Yo nací y morí doscientas veces. El número de decesos y alumbramientos se alojaba en un carné que todos presentábamos a las autoridades. Así se mantuvieron las costumbres familiares y el recuerdo del dolor por la pérdida de este mundo. Pero como simulacro la cosa comenzó a aburrir. Y estuve entre los primeros en rechazar aquel espectáculo de feria donde éramos todos los trapecistas y los magos de un número consabido, de un espejismo de vida y de muerte.

Las risas del nacimiento y los llantos de la tumba se transformaban en alaridos igual de horribles, y las estatuas no-vivas no participaban del juego. Ellas estaban allí, a la vera, paradas en el gesto de coger una flor o decir una mala palabra. Los habitantes de este mundo, que la muerte de la muerte sorprendió en medio de la muerte para dejarlos en ese halo de indefinición.

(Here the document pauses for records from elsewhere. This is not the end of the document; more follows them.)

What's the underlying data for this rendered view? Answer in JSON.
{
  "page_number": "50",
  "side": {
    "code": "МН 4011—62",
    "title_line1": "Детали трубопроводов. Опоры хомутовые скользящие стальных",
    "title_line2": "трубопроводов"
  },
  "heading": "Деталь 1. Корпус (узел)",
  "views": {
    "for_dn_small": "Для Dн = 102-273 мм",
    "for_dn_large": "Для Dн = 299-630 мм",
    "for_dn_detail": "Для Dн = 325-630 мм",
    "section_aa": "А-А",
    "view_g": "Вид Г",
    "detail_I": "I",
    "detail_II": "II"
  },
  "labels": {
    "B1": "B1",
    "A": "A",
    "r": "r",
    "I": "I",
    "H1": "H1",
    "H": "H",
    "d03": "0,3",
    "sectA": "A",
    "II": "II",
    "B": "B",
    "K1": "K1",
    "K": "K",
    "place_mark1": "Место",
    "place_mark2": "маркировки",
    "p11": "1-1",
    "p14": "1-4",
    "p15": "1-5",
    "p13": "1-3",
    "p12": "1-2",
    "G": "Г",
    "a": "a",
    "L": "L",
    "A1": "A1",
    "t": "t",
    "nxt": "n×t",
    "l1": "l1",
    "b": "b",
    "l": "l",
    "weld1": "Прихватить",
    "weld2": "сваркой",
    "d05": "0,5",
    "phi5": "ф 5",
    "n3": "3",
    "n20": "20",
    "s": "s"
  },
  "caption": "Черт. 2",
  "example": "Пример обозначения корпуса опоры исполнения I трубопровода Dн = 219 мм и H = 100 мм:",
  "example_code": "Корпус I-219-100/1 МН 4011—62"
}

Esas estatuas eran un símbolo de la muerte real ya perdida, eterna, ellas encarnaban el Recuerdo. Mecanismo del carné y los nacimientos y las muertes, rellenos de la no-vida.

El Recuerdo dolía, no llenaba, vaciaba. Huimos del Recuerdo unos pocos caminantes, nos alejamos de aquella feria que era el mundo. Fuimos hacia los montes al resguardo de las ruinas de las metrópolis. Allí practicamos el olvido, asumimos que vida y muerte siempre fueron espejos contrapuestos más que espejismos. Renunciamos a experimentarlas, así fuese de mentiritas. Nos atuvimos al olvido de todo y de todos.

Empresa imposible esta de borrar memorísticamente aquellas vida y muerte físicas, pero camino único para la renuncia al ritual de las costumbres. De modo que ya olvidamos algunas cuestiones formales, por ejemplo hace unos veinte años sabíamos las oraciones a los difuntos y la canción de cumpleaños. Pero con esfuerzo eliminamos esos vestigios. Nuestra empresa contaba con dos oponentes: el resto del mundo que vivía en el tinglado y las estatuas de la no-vida. Aquellos rellenos nos recordaban que el olvido era tan imposible como el recuerdo en un mundo donde la muerte se fue de prisa y para siempre, dejándonos solos.